For years, Vyas Sekar would call up Muckai Girish, an old friend from undergrad, to talk through potential startup ideas and get Girish’s opinion. The two usually talked through an idea and ended the conversation at that. When Sekar called Girish with an idea involving synthetic data in early 2022, the conversation didn’t just end when they hung up the phone.
Sekar and fellow Carnegie Mellon University colleague Giulia Fanti had been working on building synthetic data to fix the reproducibility crisis, or inability to reproduce data, within academia. While Sekar was seeing the need for a solution in academia, Girish knew his customers at the time were facing the same problem. After talking to a few enterprises, the thesis was further validated.
“At that time, it felt that this was very real and there was an opportunity,” Girish, CEO, told TechCrunch. “So that’s what got us started and over the next couple of months we spoke to some investors, people we knew, and more importantly enterprises and realized this was a significant problem and it is worth putting, you know, an entire life behind it.”
The result was Rockfish, a startup that uses generative AI to create synthetic data for operational workflows to help enterprises break down their data silos. Rockfish integrates with database providers including AWS and Azure, among others, and helps users choose the best configuration for their data based on company policies or uses for the data.
Synthetic data has increasingly become a hot topic in the world of AI, but there was already growing momentum for it when the company got started in June 2022. Girish said that Rockfish wanted to make sure that it was building a product that was differentiated from its peers and also a solution enterprises would be using daily, not just every once in a while.
That’s why the company’s product is designed to ingest data constantly and is focused on operational data, which includes data on things like financial transactions, cybersecurity, and supply chains. These areas are constantly producing data for companies and are also constantly changing. Girish thinks focusing here helps Rockfish stand apart from other competitors.
Now the company works with a handful of enterprise clients, Girish said, including streaming analytics platform Conviva, in addition to government departments including the U.S. Army and the U.S. Department of Defense.
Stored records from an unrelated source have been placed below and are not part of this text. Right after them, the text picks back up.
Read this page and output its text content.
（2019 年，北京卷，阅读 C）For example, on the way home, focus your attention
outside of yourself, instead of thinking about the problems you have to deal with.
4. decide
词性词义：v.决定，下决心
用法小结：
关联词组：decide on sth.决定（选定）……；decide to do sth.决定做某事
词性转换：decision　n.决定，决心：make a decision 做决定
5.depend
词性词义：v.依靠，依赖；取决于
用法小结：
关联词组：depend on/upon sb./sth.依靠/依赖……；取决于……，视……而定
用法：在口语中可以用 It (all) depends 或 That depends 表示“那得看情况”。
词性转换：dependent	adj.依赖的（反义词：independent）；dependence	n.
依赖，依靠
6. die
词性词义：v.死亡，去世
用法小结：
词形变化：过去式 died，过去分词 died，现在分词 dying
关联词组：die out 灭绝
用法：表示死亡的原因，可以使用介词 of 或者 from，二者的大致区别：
Rockfish is announcing a $4 million seed round led by Emergent Ventures with participation from Foster Ventures, TEN13, and Dallas VC, among others. This brings the company’s total funding up to about $6 million.
Anupam Rastogi, a managing partner at Emergent Ventures, told TechCrunch that he had been tracking Sekar long before the founding of Rockfish. He said that what caused the firm to invest was “team, market, and product, in that order.” Plus, Rockfish’s focus on building for enterprises made it a better fit for Emergent than some of the other players in the space.
“The team is super high-quality data scientists, multiple PhDs,” Rastogi said. “This is a space that we think is very technically sophisticated and having that technical strength around the table is really critical. They have done a lot of the foundational work in the space, not just in the company, but the whole industry.”
While Rockfish hopes its focus helps give it a moat amongst competitors, it doesn’t change the fact that synthetic data will likely be an increasingly crowded market. AI companies are turning toward synthetic data as multiple players think the market has exhausted other AI training data.
There are already numerous startups looking to tackle the market, including Tonic AI, which has raised more than $45 million in venture funding; Mostly AI, which has raised $31 million in VC funding; and Hazy, which raised $14.5 million before being acquired by SAS in 2024, just to name a few.
Girish said the company looks to add on to its approach to synthetic data by incorporating other types of models like state space models, mathematical models that use state variables . The company also looks to improve its end-to-end features.
“It’s not like you take random data for the internet and generate synthetic data,” Girish said. “There is no guarantee that it’ll do well. But if you put all of this together for enterprises, it actually is very relevant and realistic. So that’s the key to this, and then being able to do that on a constant basis is what we find to be useful.”